4. Mit Erfolg wendet sich die Revision jedoch gegen die Auffassung der Vorinstanz, die Voraussetzungen einer Entscheidung durch Urteil eines ordentlichen Gerichts (§ 319 I 2 BGB) lägen deshalb nicht vor, weil die Kläger einen Vermittlungsvorschlag der Deutschen Bundesbahn nicht ausdrücklich beantragt habe. Deren Schreiben könne nicht als Ablehnung eines Vermittlungsvorschlags gewertet werden. Diese tatrichterliche Wertung des Schreibens der Deutschen Bundesbahn ist unmöglich und deshalb in der Revisionsinstanz korrigierbar. Richtig ist, dass die Kläger - jedenfalls nach ihrem Vortrag in den Tatsacheninstanzen - nicht formell um einen Vermittlungsvorschlag gebeten hat. Der Bundesbahn war indessen auch ohne ausdrücklichen Antrag klar, dass es der Kläger um einen Vermittlungsvorschlag zu tun war. Sie hat nämlich klar und unmissverständlich zum Ausdruck gebracht, nicht in der Lage zu sein, einen solchen Vermittlungsvorschlag zu machen. Die Ablehnung des Ansinnens kann kaum deutlicher als durch die Worte, halten wir einen Vermittlungsvorschlag ... für aussichtslos, ausgedrückt werden. Die sich unmittelbar anschließende Formulierung, bei diesem Sachstand sehen wir keine Möglichkeit, die Firma F (Bekl.) für den Gleisanschluss verkehr wiederzugewinnen, unterstreicht sinnfällig, dass die Bundesbahn von unüberbrückbaren Gegensätzen zwischen den Parteien ausgegangen ist.

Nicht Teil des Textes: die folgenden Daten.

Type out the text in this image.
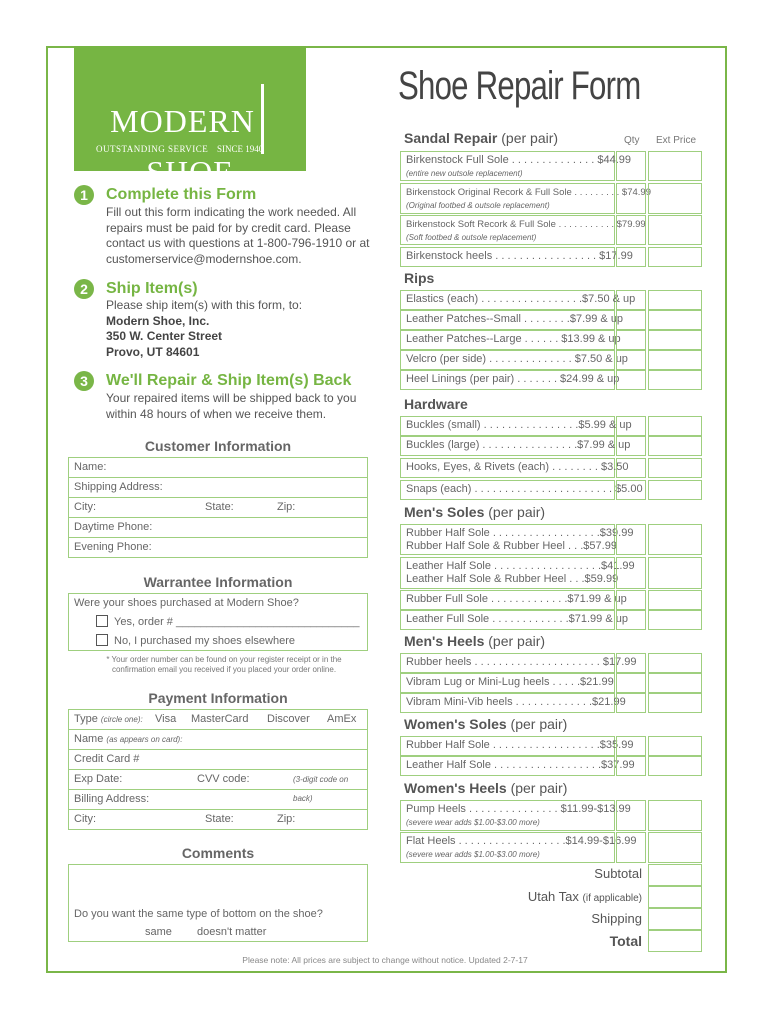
MODERNSHOE
OUTSTANDING SERVICE SINCE 1940
Shoe Repair Form
1	Complete this Form
Fill out this form indicating the work needed. All repairs must be paid for by credit card. Please contact us with questions at 1-800-796-1910 or at customerservice@modernshoe.com.
2	Ship Item(s)
Please ship item(s) with this form, to:
Modern Shoe, Inc.
350 W. Center Street
Provo, UT 84601
3	We'll Repair & Ship Item(s) Back
Your repaired items will be shipped back to you within 48 hours of when we receive them.
Customer Information
Name:
Shipping Address:
City:	State:	Zip:
Daytime Phone:
Evening Phone:
Warrantee Information
Were your shoes purchased at Modern Shoe?
Yes, order # ______________________________
No, I purchased my shoes elsewhere
* Your order number can be found on your register receipt or in the confirmation email you received if you placed your order online.
Payment Information
Type (circle one): Visa MasterCard Discover AmEx
Name (as appears on card):
Credit Card #
Exp Date:	CVV code:	(3-digit code on back)
Billing Address:
City:	State:	Zip:
Comments
Do you want the same type of bottom on the shoe?
same doesn't matter
Qty Ext Price
Sandal Repair (per pair)
Birkenstock Full Sole . . . . . . . . . . . . . . $44.99
(entire new outsole replacement)
Birkenstock Original Recork & Full Sole . . . . . . . . . $74.99
(Original footbed & outsole replacement)
Birkenstock Soft Recork & Full Sole . . . . . . . . . . . $79.99
(Soft footbed & outsole replacement)
Birkenstock heels . . . . . . . . . . . . . . . . . $17.99
Rips
Elastics (each) . . . . . . . . . . . . . . . . .$7.50 & up
Leather Patches--Small . . . . . . . .$7.99 & up
Leather Patches--Large . . . . . . $13.99 & up
Velcro (per side) . . . . . . . . . . . . . . $7.50 & up
Heel Linings (per pair) . . . . . . . $24.99 & up
Hardware
Buckles (small) . . . . . . . . . . . . . . . .$5.99 & up
Buckles (large) . . . . . . . . . . . . . . . .$7.99 & up
Hooks, Eyes, & Rivets (each) . . . . . . . . $3.50
Snaps (each) . . . . . . . . . . . . . . . . . . . . . . . $5.00
Men's Soles (per pair)
Rubber Half Sole . . . . . . . . . . . . . . . . . .$39.99
Rubber Half Sole & Rubber Heel . . .$57.99
Leather Half Sole . . . . . . . . . . . . . . . . . .$41.99
Leather Half Sole & Rubber Heel . . .$59.99
Rubber Full Sole . . . . . . . . . . . . .$71.99 & up
Leather Full Sole . . . . . . . . . . . . .$71.99 & up
Men's Heels (per pair)
Rubber heels . . . . . . . . . . . . . . . . . . . . . $17.99
Vibram Lug or Mini-Lug heels . . . . .$21.99
Vibram Mini-Vib heels . . . . . . . . . . . . .$21.99
Women's Soles (per pair)
Rubber Half Sole . . . . . . . . . . . . . . . . . .$35.99
Leather Half Sole . . . . . . . . . . . . . . . . . .$37.99
Women's Heels (per pair)
Pump Heels . . . . . . . . . . . . . . . $11.99-$13.99
(severe wear adds $1.00-$3.00 more)
Flat Heels . . . . . . . . . . . . . . . . . .$14.99-$16.99
(severe wear adds $1.00-$3.00 more)
Subtotal
Utah Tax (if applicable)
Shipping
Total
Please note: All prices are subject to change without notice. Updated 2-7-17
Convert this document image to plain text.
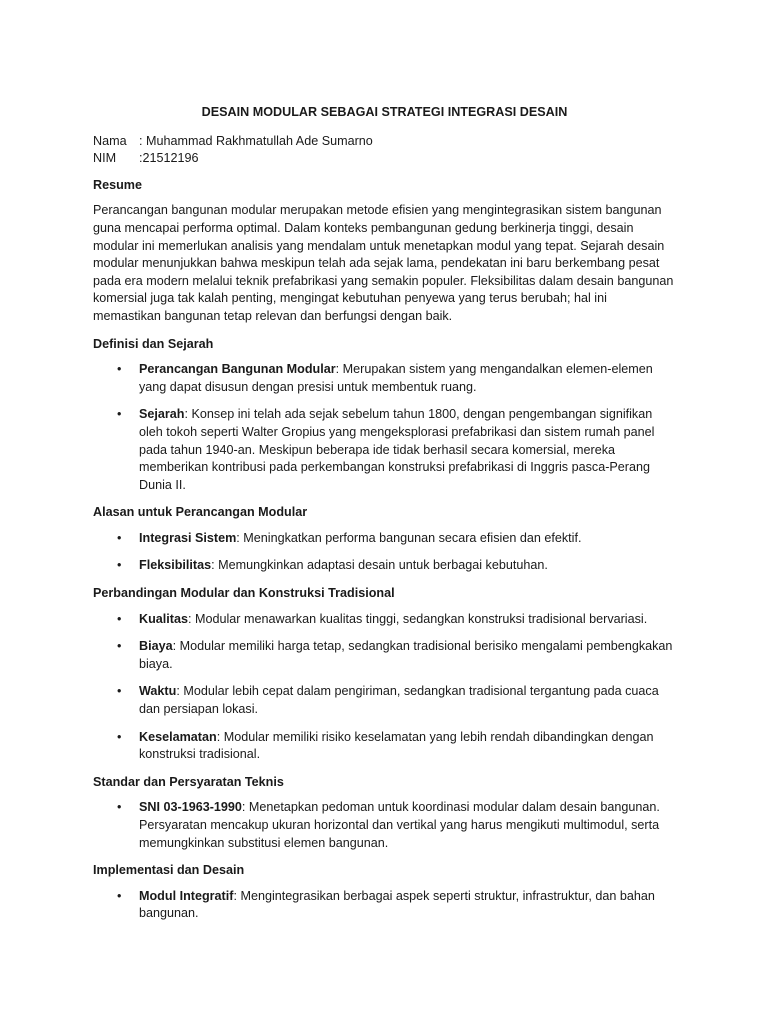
DESAIN MODULAR SEBAGAI STRATEGI INTEGRASI DESAIN
Nama : Muhammad Rakhmatullah Ade Sumarno
NIM	:21512196
Resume
Perancangan bangunan modular merupakan metode efisien yang mengintegrasikan sistem bangunan guna mencapai performa optimal. Dalam konteks pembangunan gedung berkinerja tinggi, desain modular ini memerlukan analisis yang mendalam untuk menetapkan modul yang tepat. Sejarah desain modular menunjukkan bahwa meskipun telah ada sejak lama, pendekatan ini baru berkembang pesat pada era modern melalui teknik prefabrikasi yang semakin populer. Fleksibilitas dalam desain bangunan komersial juga tak kalah penting, mengingat kebutuhan penyewa yang terus berubah; hal ini memastikan bangunan tetap relevan dan berfungsi dengan baik.
Definisi dan Sejarah
• Perancangan Bangunan Modular: Merupakan sistem yang mengandalkan elemen-elemen yang dapat disusun dengan presisi untuk membentuk ruang.
• Sejarah: Konsep ini telah ada sejak sebelum tahun 1800, dengan pengembangan signifikan oleh tokoh seperti Walter Gropius yang mengeksplorasi prefabrikasi dan sistem rumah panel pada tahun 1940-an. Meskipun beberapa ide tidak berhasil secara komersial, mereka memberikan kontribusi pada perkembangan konstruksi prefabrikasi di Inggris pasca-Perang Dunia II.
Alasan untuk Perancangan Modular
• Integrasi Sistem: Meningkatkan performa bangunan secara efisien dan efektif.
• Fleksibilitas: Memungkinkan adaptasi desain untuk berbagai kebutuhan.
Perbandingan Modular dan Konstruksi Tradisional
• Kualitas: Modular menawarkan kualitas tinggi, sedangkan konstruksi tradisional bervariasi.
• Biaya: Modular memiliki harga tetap, sedangkan tradisional berisiko mengalami pembengkakan biaya.
• Waktu: Modular lebih cepat dalam pengiriman, sedangkan tradisional tergantung pada cuaca dan persiapan lokasi.
• Keselamatan: Modular memiliki risiko keselamatan yang lebih rendah dibandingkan dengan konstruksi tradisional.
Standar dan Persyaratan Teknis
• SNI 03-1963-1990: Menetapkan pedoman untuk koordinasi modular dalam desain bangunan. Persyaratan mencakup ukuran horizontal dan vertikal yang harus mengikuti multimodul, serta memungkinkan substitusi elemen bangunan.
Implementasi dan Desain
• Modul Integratif: Mengintegrasikan berbagai aspek seperti struktur, infrastruktur, dan bahan bangunan.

Das Vorhandensein des von einer Vertragspartei abgelehnten Vermittlungsvorschlags der Deutschen Bundesbahn ist nach § 4I1I PAB Voraussetzung für die Einholung des Schiedsgutachtens der Industrie- und Handelskammer. Was zu geschehen hat, wenn es in dem der Einholung des Schiedsgutachtens vorgeschalteten Sühne-Verfahren nicht zu einem Vermittlungsvorschlag kommt, weil der Vermittler sich weigert, einen Vorschlag zu erarbeiten, ist vertraglich nicht ausdrücklich geregelt, lässt sich aber im Wege der Auslegung ermitteln. Dazu ist der erkennende Senat befugt. Die Allgemeinen Bedingungen für Privatgleisanschlüsse werden von der Deutschen Bundesbahn im gesamten Bundesgebiet verwandt. Wegen der der Deutschen Bundesbahn bei Streitfällen der vorliegenden Art eigenen umfassenden Sachkunde ist ihr Vermittlungsvorschlag, auch wenn er nicht zur Streitbeilegung führt, ein unerlässlicher Anknüpfungspunkt für die Tätigkeit des Schiedsgutachters. Fehlt er, so ist das Schiedsgutachten von vornherein mit Risiken belastet, die einen Streit darüber, ob es offenbar unbillig ist, heraufbeschwören. Auf diese Art und Weise wird die Schiedsgutachtenklausel ihres wesentlichen Sinns, einen Streit nicht nur sachgerecht, sondern zeitsparend auszuräumen, beraubt. Deshalb kann die Ablehnung, einen Vermittlungsvorschlag auszuarbeiten, in ihrer Rechtsfolge nicht dem Fall gleichgestellt werden, dass eine der beteiligten Parteien einen vorgelegten Vermittlungsvorschlag ablehnt. Vielmehr führt die Ablehnung des Vermittlers, überhaupt tätig zu werden, dazu, dass die geschuldete Leistung gemäß § 319 I 2 BGB durch Urteil bestimmt wird.
5. Durch die nachträglich erklärte Bereitschaft der Deutschen Bundesbahn, nunmehr doch einen Vermittlungsvorschlag zu machen, kann dem nach § 319 12, 2. Halbs. BGB eingeleiteten Verfahren nicht die Grundlage wieder entzogen werden.